= Berkeley Webcast =

Educational podcast

Berkeley Webcast (also known as webcast.berkeley) is an initiative of the University of California, Berkeley developed by the Berkeley Multimedia Research Center (BMRC) to share video and audio of full undergraduate courses and on-campus events. Initial research at BMRC was aided by grants from the National Science Foundation. Under its initial name, the "Berkeley Internet Broadcasting System," the project delivered its first seminar webcast in January 1995, with the broadcast of regular courses beginning in the spring of 1999. The site now includes over 100 full courses available through streaming RealMedia video, streaming audio, MP3 download, and podcast, with availability of these different options varying by course and event.

Since the fall of 2007, all Berkeley Webcast materials have been assigned a Creative Commons Attribution-NonCommercial-NoDerivatives license by default, but faculty participants and content providers can license these recordings in a variety of ways.

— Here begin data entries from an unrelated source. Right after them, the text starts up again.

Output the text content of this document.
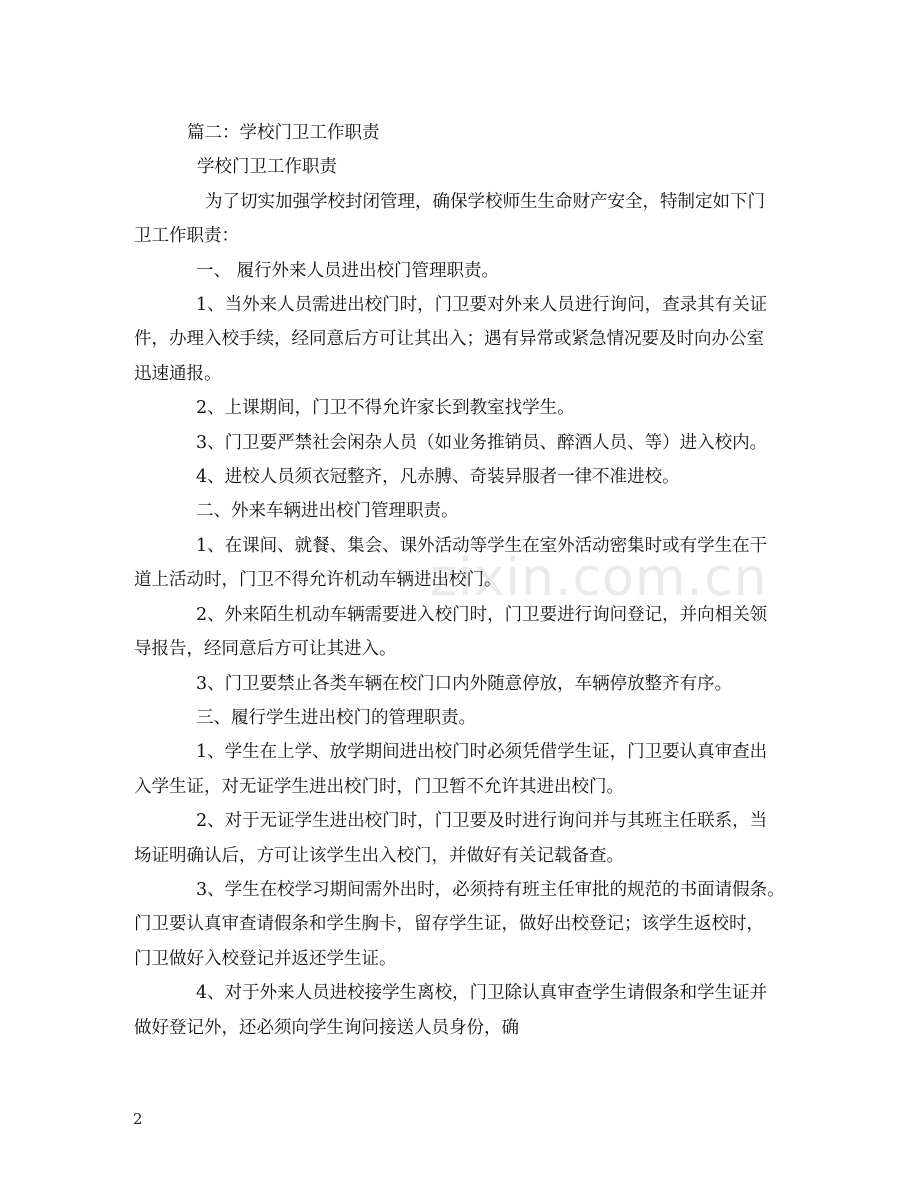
zixin.com.cn

篇二：学校门卫工作职责

学校门卫工作职责

为了切实加强学校封闭管理，确保学校师生生命财产安全，特制定如下门
卫工作职责：

一、 履行外来人员进出校门管理职责。

1、当外来人员需进出校门时，门卫要对外来人员进行询问，查录其有关证
件，办理入校手续，经同意后方可让其出入；遇有异常或紧急情况要及时向办公室
迅速通报。

2、上课期间，门卫不得允许家长到教室找学生。

3、门卫要严禁社会闲杂人员（如业务推销员、醉酒人员、等）进入校内。

4、进校人员须衣冠整齐，凡赤膊、奇装异服者一律不准进校。

二、外来车辆进出校门管理职责。

1、在课间、就餐、集会、课外活动等学生在室外活动密集时或有学生在干
道上活动时，门卫不得允许机动车辆进出校门。

2、外来陌生机动车辆需要进入校门时，门卫要进行询问登记，并向相关领
导报告，经同意后方可让其进入。

3、门卫要禁止各类车辆在校门口内外随意停放，车辆停放整齐有序。

三、履行学生进出校门的管理职责。

1、学生在上学、放学期间进出校门时必须凭借学生证，门卫要认真审查出
入学生证，对无证学生进出校门时，门卫暂不允许其进出校门。

2、对于无证学生进出校门时，门卫要及时进行询问并与其班主任联系，当
场证明确认后，方可让该学生出入校门，并做好有关记载备查。

3、学生在校学习期间需外出时，必须持有班主任审批的规范的书面请假条。
门卫要认真审查请假条和学生胸卡，留存学生证，做好出校登记；该学生返校时，
门卫做好入校登记并返还学生证。

4、对于外来人员进校接学生离校，门卫除认真审查学生请假条和学生证并
做好登记外，还必须向学生询问接送人员身份，确

2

Berkeley has started to make select webcasts originally produced for the project available on select external services — iTunes U in 2006 and YouTube in 2007. Before being uploaded on YouTube, in 2006 alone, lectures had been viewed 4.3 million times on their local host at webcast.berkeley.

The project was awarded the 2002 Larry L. Sautter Award for Innovation and Entrepreneurship in Information Technology.